Ronald Calderisi, BSc 68, completed a medical degree and went to work in northern Canada as a general practitioner on Baffin Island and in Inuvik. Robert Calderisi, BA 68, made history by becoming Loyola College’s first Rhodes Scholar.
“It was one of the two or three happiest moments of my life, not just because it opened the doors to that ‘wider world’ but also because it honoured my professors and Loyola College,” says Robert.
One of those professors was Geoffrey Adams, then chair of the Department of History. “He kindled in me a love of learning,” says Robert Calderisi. Another of his Loyola mentors was Donald Savage, one of the first professors in Canada to teach African history — an area of knowledge that would prove integral to Robert Calderisi’s future career.

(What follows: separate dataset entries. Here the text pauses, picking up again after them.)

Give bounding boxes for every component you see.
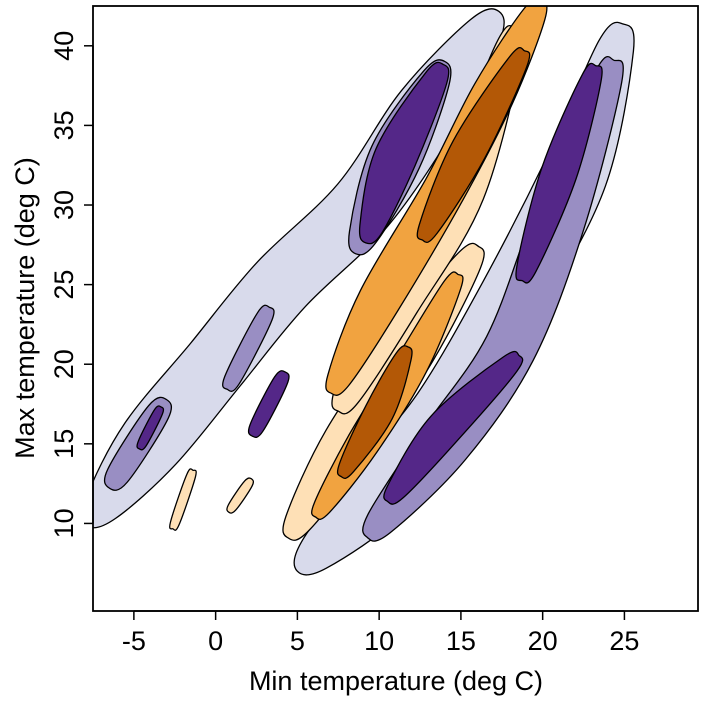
x-tick-label: 20 — [528, 626, 558, 656]
x-axis: -5 0 5 10 15 20 25 — [122, 610, 639, 656]
contour-band-purple-dark-3 — [358, 61, 450, 245]
contour-band-orange-light-2 — [226, 477, 255, 514]
x-tick-label: 15 — [446, 626, 476, 656]
contour-bands — [93, 6, 635, 576]
contour-band-purple-dark-1 — [136, 405, 165, 451]
x-tick-label: 5 — [290, 626, 305, 656]
contour-band-purple-dark-4 — [383, 350, 524, 505]
x-axis-label: Min temperature (deg C) — [249, 666, 543, 696]
y-tick-label: 30 — [49, 190, 79, 220]
x-tick-label: 10 — [364, 626, 394, 656]
x-tick-label: -5 — [122, 626, 146, 656]
y-tick-label: 40 — [49, 31, 79, 61]
contour-band-orange-dark-2 — [416, 46, 531, 244]
x-tick-label: 0 — [208, 626, 223, 656]
contour-band-purple-dark-5 — [515, 62, 603, 284]
y-tick-label: 20 — [49, 349, 79, 379]
y-tick-label: 10 — [49, 508, 79, 538]
y-axis: 10 15 20 25 30 35 40 — [49, 31, 94, 538]
x-tick-label: 25 — [609, 626, 639, 656]
contour-band-purple-mid-2 — [222, 304, 275, 392]
y-axis-label: Max temperature (deg C) — [10, 157, 40, 459]
y-tick-label: 15 — [49, 429, 79, 459]
contour-band-orange-light-1 — [169, 468, 197, 531]
y-tick-label: 25 — [49, 270, 79, 300]
y-tick-label: 35 — [49, 110, 79, 140]
contour-band-purple-dark-2 — [247, 370, 290, 438]
contour-band-orange-dark-1 — [336, 345, 413, 480]
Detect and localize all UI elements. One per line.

After Oxford, Robert continued studies in economics and went on to a distinguished career with the World Bank. He was the bank’s country division chief for Indonesia and the South Pacific from 1987 to 1989, head of the bank’s Regional Mission in Western Africa in the Ivory Coast from 1991 to 1994, and its international spokesman on Africa from 1997 to 2000 and country director for Central Africa from 2000 to 2002.
In 2002, Robert left the World Bank to pursue his passion for writing. His first book, The Trouble with Africa: Why Foreign Aid Isn’t Working, published in 2006, brought fresh perspectives to the field of developmental aid and garnered wide appeal.
“My main purpose is to encourage those who feel helpless about global poverty by showing them how far we have come, by shifting the discussion from the jargon of UN statements to the concrete achievements of individual people, communities and countries, and by replacing talk of constraints with inspiring examples of those who have overcome the odds,” he says.
Ronald Calderisi, for his part, went on to become a skilled surgeon and practised in Vancouver for much of his career. He passed away in 2005.
Soon after, Robert established the Dr. Ronald Calderisi Scholarship in Biochemistry at Concordia in memory of his brother.